Recently, two iron salts, iron citrate and sucroferric oxyhydroxide, can be used to manage hyperphosphataemia in CKD [38]. These salts are prescribed in clinical practice as Pi binders in the attempt to adequately control hyperphosphataemia in HD patients. Pi binders are active in chelating dietary Pi, thus ultimately limiting the quantity absorbed at intestinal level. One major advantage of the administration of iron based-Pi binders is that they are calcium-free. In fact, meta-analyses have shown a lower rate of VC and mortality in uraemic patients treated with non-calcium Pi binders compared with treatment with calcium-based ones [39–41]. Another relevant advantage to using the iron-based Pi-binder ferric citrate in CKD patients is its ability to simultaneously correct iron deficiency by enhancing availability of iron for erythropoiesis, thus improving anaemia. In vivo studies on animals show that an adequate control of hyperphosphataemia by iron salts together with the eventual anaemia management is able to improve cardiac and renal function. Ferric citrate added to the diet of 5/6 nephrectomized rats induced a reduction in serum Pi and an increase in serum iron and haemoglobin levels. These changes were associated with an improvement in renal function, in glomerulosclerosis and in tubulointerstitial lesions. The mechanisms involved in these positive effects of ferric citrate are a partial inhibition of the CKD-induced increase in oxidative stress, inflammation and fibrosis in the remnant kidney of CKD rats [42]. In a model of progressive CKD, the Col4a3 knockout mouse model, ferric citrate, besides reducing Pi intestinal absorption, increasing iron stores and correcting anaemia, was able to reduce fibroblast growth factor 23 (FGF23) levels. These effects preserved renal function, with a mitigated development of albuminuria and tubulointerstitial fibrosis, with also an effect on HF and an improved cardiac function. This combined effect on kidney and on heart resulted in a significant extended life span of Col4a3 knockout mouse [43].

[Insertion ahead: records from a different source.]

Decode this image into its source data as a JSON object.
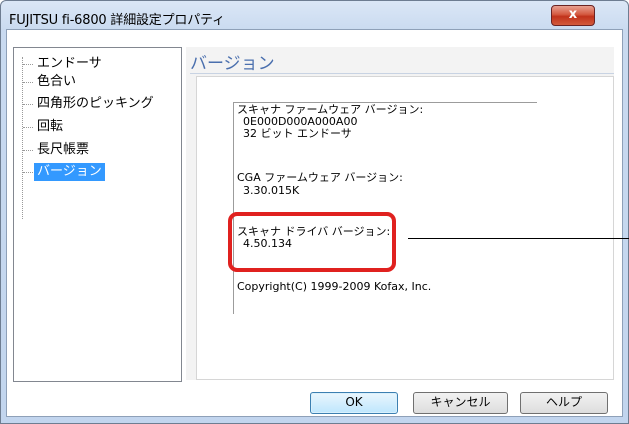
{
  "window": {
    "title": "FUJITSU fi-6800 詳細設定プロパティ",
    "close_label": "x"
  },
  "tree": {
    "items": [
      {
        "label": "エンドーサ",
        "selected": false
      },
      {
        "label": "色合い",
        "selected": false
      },
      {
        "label": "四角形のピッキング",
        "selected": false
      },
      {
        "label": "回転",
        "selected": false
      },
      {
        "label": "長尺帳票",
        "selected": false
      },
      {
        "label": "バージョン",
        "selected": true
      }
    ]
  },
  "panel": {
    "title": "バージョン",
    "firmware_label": "スキャナ ファームウェア バージョン:",
    "firmware_value": "0E000D000A000A00",
    "endorser_value": "32 ビット エンドーサ",
    "cga_label": "CGA ファームウェア バージョン:",
    "cga_value": "3.30.015K",
    "driver_label": "スキャナ ドライバ バージョン:",
    "driver_value": "4.50.134",
    "copyright": "Copyright(C) 1999-2009 Kofax, Inc."
  },
  "buttons": {
    "ok": "OK",
    "cancel": "キャンセル",
    "help": "ヘルプ"
  },
  "colors": {
    "highlight": "#e0211f",
    "selection": "#3399ff",
    "panel_title": "#4a6fae"
  }
}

In addition, a recent research showed the effect of sucroferric oxyhydroxide in the remnant kidney model finding a protective effect on renal injury due to Pi binding. Interestingly, the authors, despite an absence of ectopic calcification in the kidney, found a decrease in calciprotein particles (CPPs) [44]. CPPs are mineral binding proteins which sequester calcium Pi circulating nanoparticles by binding them, thus preventing the growth of the crystals. Their decrease might be linked with the improvement of kidney function since it has been demonstrated that their accumulation can induce apoptosis and inflammation. Moreover, being CPPs able to be uptaken by VSMCs to promote osteoblastic differentiation with following VC, their decrease might be a positive contributor in preventing calcification [45].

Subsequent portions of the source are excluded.